Michelin chief executive Jean-Dominique Senard could be a good choice to head Renault, said Mr Le Maire, according to French media reports on Sunday. Asked whether Mr Senard would replace Mr Ghosn, the French minister said: “It is up to the board of directors to examine proposals presented to it by the appointments committee. The French state, as shareholder, will have its say.”
Earlier, Nissan chief executive Hiroto Saikawa, a protege of Mr Ghosn, rebuffed the French car maker’s demand for a meeting of all shareholders to discuss Nissan’s governance, something it would need to do to change its board representation.
The French government has sought integration between the two companies to render the alliance irreversible, a position that some speculate is due to Renault's dependence on Nissan for research and development as well as for much of its profit.
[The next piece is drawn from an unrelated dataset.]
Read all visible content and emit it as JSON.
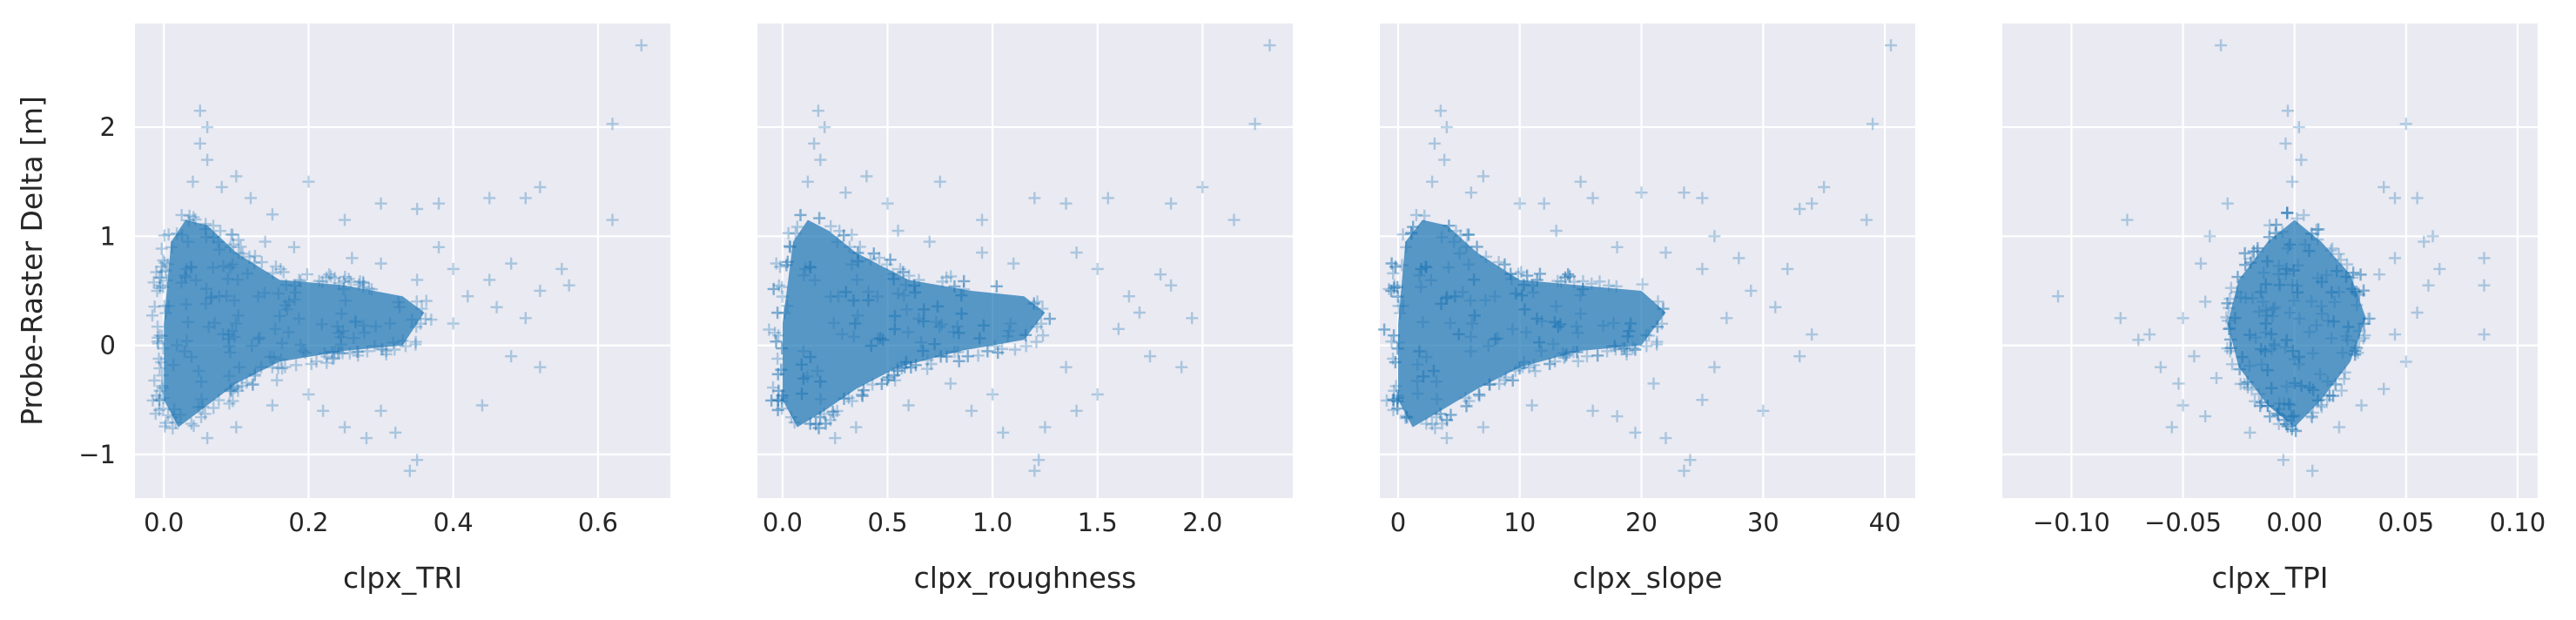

Mr Ghosn was reportedly planning a merger of the two companies before his November 19 arrest. That led to speculation that his fall from grace was part of an internal coup at the Japanese company.
Mr Ghosn is facing fresh charges of improperly receiving €7.8 million (Dh36.9m) in compensation from a joint venture between Nissan and Mitsubishi. A joint investigation by the Japanese companies alleges that Mr Ghosn, was compensated by the JV without any discussion with two other board members – Nissan chief Mr Saikawa, and Osamu Masuko, chief executive of Mitsubishi. Renault has said it found no record of wrongdoing from its own internal investigation.
Nissan holds a controlling stake in Mitsubishi Motors. Mr Ghosn, who made his only court appearance earlier this month, has denied all charges against him and said he "acted honorably, legally and with the knowledge and approval of the appropriate executives inside the company – with the sole purpose of strengthening Nissan".